Le sonreí, aunque no me mirara, él no hizo más que volver a asentir. Le di unas palmaditas en el hombro y me acomodé. Paseé la vista, ahora, por la parroquia que se llenaba poco a poco. Algunos vecinos me saludaban, acomodándose a mi alrededor. Me di cuenta que me costaba un poco recordar los nombres. Estaba seguro que cuando llevara unos años acá, podría recordar a todos sin ningún problema, tal como hacía Basilio.

No pasó mucho hasta que el Padre salió al altar seguido por los monaguillos. Los dos chicos se sentaron a un costado, mientras Basilio daba la bienvenida a los presentes, abrió la Biblia e inició la misa. Sentí una mirada fija en mí, me giré encontrándome los ojos de Gabriel. Me miraba sin ninguna expresión en particular, más bien, parecía intentar descifrar algo en mí. Tenía las mejillas ligeramente rojas, no sabía si tenía calor o se debía a vergüenza por algo. Desvió la mirada unos segundos después, centrándose de nuevo en Basilio y sus palabras. ¿Necesitaba preguntar algo? Podría estar pasando un mal momento y necesitara hablar. Me giré de nuevo al Padre Basilio. Por un segundo se me había olvidado que tenía que prestar atención a la misa, en no mucho iba a estar en ese mismo lugar.

Cuando la misa terminó, me levanté para dirigirme a la puerta principal y saludar a los que asistieron. Apenas noté a Gabriel salir, parecía que se escondía de mí a veces. El poco tiempo que llevaba acá, él apenas me había hablado. Si no fuera porque nos cruzamos esta mañana, probablemente tampoco nos hubiéramos hablado demasiado. La mayoría de los jóvenes se acercaban a mí a hacerme preguntas, sobre todo para saber si Basilio estaba disponible. Pero él parecía huir de mí, casi como si me tuviera miedo.

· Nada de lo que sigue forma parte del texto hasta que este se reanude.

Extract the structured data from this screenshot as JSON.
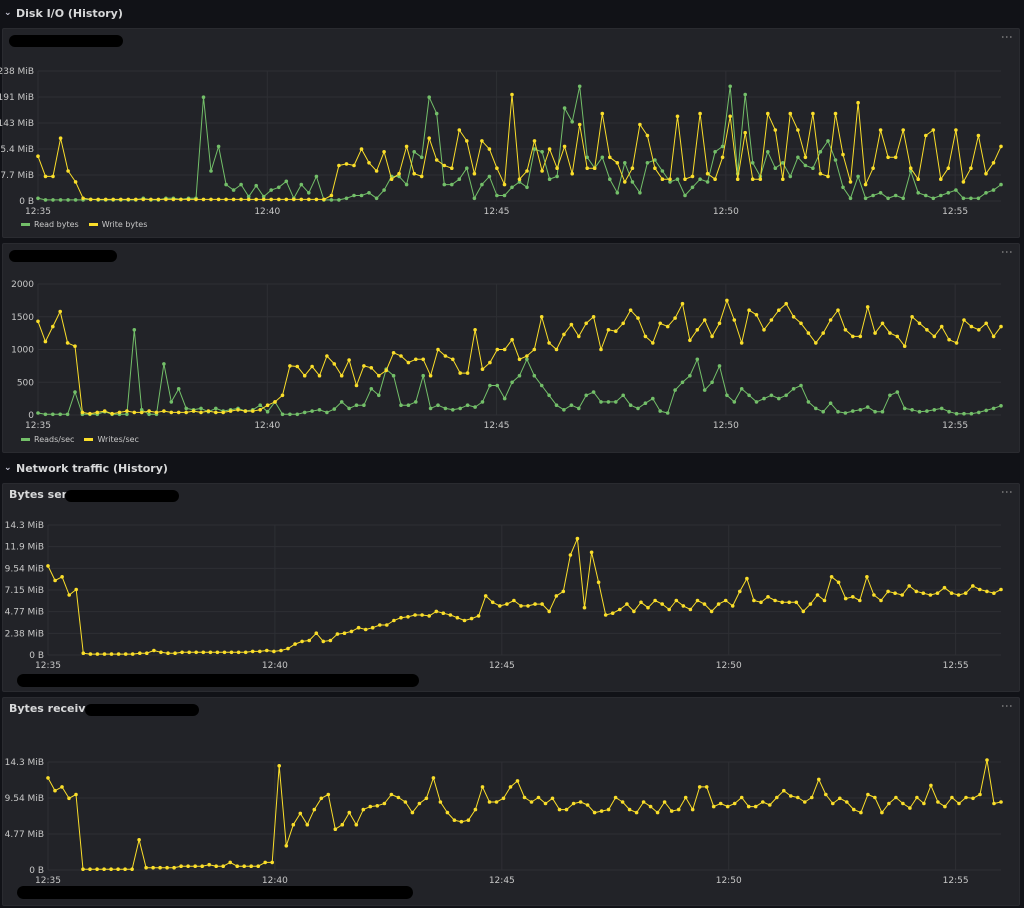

Cuando todos salieron, me volví a ver a los monaguillos guardar los elementos como siempre. Los chicos se fueron unos minutos después corriendo como siempre. Caminé hasta la reja principal y la cerré antes de mirar a la calle casi desierta. Pocas personas pasaban por la vereda volviendo de sus trabajos.

—Es muy tranquilo, ¿no?

Pegué un saltito cuando escuché la voz de Basilio, me giré para mirarlo, él me sonrió.

—Sí, se parece al barrio donde crecí —sonreí con un poco de tristeza—. Deberíamos entrar, hace frío y las Hermanas van a servir la cena.

Asintió y entró, lo seguí pensando en mi familia, en los recuerdos que tenía de Bahía Blanca, de mis amigos, de mi hermana cuando nos dábamos pataditas debajo de la mesa para molestarnos, pero que terminó siendo un signo de complicidad entre nosotros, sobre todo cuando nos quedábamos en casa de nuestra abuela. Caminamos hasta el comedor, nos sentamos en la mesa principal rodeados de monjas y novicias. Nieves era quien cocinaba hoy y las novicias apenas ingresadas se encargaban de servir la cena. En pocos días, las muchachas se iban al claustro antes de distribuirse por varias provincias. El plato de estofado me llegó de la mano temblorosa de una de ellas, no estaba seguro, pero creía que era Noelia, una chica bajita, delgada y de ojos como el carbón. Me di cuenta de lo malo que era para recordar los nombres, no era raro que me costara acordarme de los vecinos del barrio.